If I could get anybody to wear my products, I think it would have to be someone like Kate Moss. I love Kate Moss. If I could get her in a photo shoot, I would be happy. Definitely someone rock and roll, quirky, fun, who happens to be stunning and have a million followers so then they’re all going to go and buy all my products, because that’s what we want at the end of the day!

Are there any lessons that you’ve learned the hard way?

Oh god yeah, I’ve wasted so much money on sampling. There’s this one where I was really stupid and I got confused between inches and centimetres – quite a basic thing that you should know about! I did the height in inches and I did the length in centimetres. It looked absolutely ridiculous and I wasted about £500 on that.

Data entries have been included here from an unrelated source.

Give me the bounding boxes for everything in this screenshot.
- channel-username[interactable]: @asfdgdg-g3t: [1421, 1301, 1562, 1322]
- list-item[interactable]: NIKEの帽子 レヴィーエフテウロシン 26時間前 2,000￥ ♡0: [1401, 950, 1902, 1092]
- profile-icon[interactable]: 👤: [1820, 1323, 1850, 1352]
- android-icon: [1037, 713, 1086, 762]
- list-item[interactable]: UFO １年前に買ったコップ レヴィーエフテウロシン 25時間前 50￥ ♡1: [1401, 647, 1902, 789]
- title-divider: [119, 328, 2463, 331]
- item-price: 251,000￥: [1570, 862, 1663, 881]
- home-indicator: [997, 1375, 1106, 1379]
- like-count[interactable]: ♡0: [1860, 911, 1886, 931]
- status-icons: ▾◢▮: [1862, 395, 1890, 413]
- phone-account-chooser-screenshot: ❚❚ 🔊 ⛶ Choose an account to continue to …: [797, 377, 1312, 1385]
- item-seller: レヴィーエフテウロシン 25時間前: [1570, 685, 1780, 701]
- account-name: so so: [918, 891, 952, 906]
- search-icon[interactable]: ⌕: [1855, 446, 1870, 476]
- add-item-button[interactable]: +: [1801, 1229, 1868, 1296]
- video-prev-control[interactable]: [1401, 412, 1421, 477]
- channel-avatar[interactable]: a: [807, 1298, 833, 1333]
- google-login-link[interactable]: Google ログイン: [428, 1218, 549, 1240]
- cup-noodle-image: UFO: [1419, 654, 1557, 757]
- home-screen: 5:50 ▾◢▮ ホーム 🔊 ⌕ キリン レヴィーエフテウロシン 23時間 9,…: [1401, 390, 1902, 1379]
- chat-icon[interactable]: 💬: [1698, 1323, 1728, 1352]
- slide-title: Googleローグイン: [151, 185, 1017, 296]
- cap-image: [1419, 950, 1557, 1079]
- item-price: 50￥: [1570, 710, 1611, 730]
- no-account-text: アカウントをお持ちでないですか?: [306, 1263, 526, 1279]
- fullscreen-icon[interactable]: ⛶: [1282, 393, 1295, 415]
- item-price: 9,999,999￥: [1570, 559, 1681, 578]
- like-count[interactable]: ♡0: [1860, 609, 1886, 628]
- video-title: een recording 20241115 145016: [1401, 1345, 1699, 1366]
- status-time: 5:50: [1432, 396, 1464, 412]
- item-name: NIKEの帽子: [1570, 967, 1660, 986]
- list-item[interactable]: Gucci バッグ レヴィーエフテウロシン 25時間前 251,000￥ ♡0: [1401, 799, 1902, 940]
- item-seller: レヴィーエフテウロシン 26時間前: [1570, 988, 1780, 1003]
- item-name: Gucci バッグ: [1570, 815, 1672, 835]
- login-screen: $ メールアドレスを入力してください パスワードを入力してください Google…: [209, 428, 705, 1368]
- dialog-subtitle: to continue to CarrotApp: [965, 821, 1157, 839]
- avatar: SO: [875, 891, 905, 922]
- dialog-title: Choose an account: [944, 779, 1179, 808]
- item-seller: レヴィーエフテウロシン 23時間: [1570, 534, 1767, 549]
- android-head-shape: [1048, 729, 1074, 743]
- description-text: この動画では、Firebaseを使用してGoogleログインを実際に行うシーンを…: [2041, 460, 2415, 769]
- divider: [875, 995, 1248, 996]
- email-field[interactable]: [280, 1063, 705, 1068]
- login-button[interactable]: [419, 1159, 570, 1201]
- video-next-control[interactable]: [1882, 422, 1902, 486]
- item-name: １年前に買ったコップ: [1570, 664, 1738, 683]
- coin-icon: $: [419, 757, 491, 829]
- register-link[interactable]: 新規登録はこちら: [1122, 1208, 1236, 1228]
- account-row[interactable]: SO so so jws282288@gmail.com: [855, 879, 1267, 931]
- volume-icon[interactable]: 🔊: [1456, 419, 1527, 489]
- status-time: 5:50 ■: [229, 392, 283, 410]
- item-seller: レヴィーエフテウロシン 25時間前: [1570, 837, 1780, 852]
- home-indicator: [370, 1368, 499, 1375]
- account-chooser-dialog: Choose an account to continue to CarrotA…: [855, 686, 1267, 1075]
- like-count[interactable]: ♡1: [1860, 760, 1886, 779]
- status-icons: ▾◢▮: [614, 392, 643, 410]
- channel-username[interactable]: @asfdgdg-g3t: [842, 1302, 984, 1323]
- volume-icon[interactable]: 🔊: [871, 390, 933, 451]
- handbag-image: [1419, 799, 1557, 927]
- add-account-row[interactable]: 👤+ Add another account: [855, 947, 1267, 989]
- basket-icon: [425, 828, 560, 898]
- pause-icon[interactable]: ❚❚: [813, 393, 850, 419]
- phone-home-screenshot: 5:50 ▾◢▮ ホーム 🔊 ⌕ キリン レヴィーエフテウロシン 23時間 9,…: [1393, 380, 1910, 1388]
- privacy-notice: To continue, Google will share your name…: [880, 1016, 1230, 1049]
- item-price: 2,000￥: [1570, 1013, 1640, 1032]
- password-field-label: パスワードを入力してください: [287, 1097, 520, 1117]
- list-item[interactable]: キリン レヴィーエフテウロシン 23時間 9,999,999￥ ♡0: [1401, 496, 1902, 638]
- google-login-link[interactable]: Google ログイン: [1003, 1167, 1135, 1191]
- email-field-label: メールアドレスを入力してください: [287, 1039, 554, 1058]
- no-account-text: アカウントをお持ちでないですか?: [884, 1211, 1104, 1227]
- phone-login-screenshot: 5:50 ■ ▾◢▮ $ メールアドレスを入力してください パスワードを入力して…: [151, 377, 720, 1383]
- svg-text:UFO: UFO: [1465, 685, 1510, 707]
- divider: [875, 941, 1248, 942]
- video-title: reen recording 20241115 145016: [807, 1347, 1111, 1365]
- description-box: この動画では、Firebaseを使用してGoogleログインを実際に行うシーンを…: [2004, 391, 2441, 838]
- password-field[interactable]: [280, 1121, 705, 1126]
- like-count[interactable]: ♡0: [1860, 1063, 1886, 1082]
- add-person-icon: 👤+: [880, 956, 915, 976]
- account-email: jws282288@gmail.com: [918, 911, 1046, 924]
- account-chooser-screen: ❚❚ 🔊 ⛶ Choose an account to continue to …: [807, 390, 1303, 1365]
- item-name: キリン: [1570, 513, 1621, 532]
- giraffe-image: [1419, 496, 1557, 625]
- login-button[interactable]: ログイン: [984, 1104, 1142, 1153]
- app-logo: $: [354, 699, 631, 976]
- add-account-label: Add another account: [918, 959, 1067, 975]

So I would say definitely go over it again, make sure the finer details are perfect and make sure everything’s working. I would also say, think a little bit before you run, because I’m an impulsive person so I will buy 205 square foot of leather without having a single design or idea. Check yourself a bit and make sure everything’s perfect so there are not silly little mistakes like adding things up and profit margins.


What are your hopes post university?


World domination. I’m being serious. This is the stepping-stone. I’ve recently designed a ten-piece lingerie collection, but that won’t be for another two years or something because that’s quite expensive to do. Just branching this out into more of a lifestyle brand like dresses, shoes, lingerie and stuff like that. Then I want a department store, and everything in the department store is going to be made in England; all the designers will be English up-and-coming designers.


If I did have to work for someone else, another part of me actually quite wants to be a comedian. So I would maybe go into something like that, like script writing. Or just in other businesses and enterprises really. But hopefully when people read this article and buy all my bags I’ll be like “yes, I don’t need to get another job!”

Do you have any advice for other budding entrepreneurs?

I would say: get out and do it. My motto is “who dares wins”, and I think they’re the best words an entrepreneur can hear; the only way you’ll make your millions and live the life you want to live is by getting out there. Stop dreaming, stop thinking of excuses and get it done! Start the company! You’re never going to know if it’s going to work unless you actually get out there and do it. Put everything in place and just go for it because no one’s going to give it to you. I strongly believe that degrees and expansive theories can only get you so far; the best way to learn is to get out there and give it a go.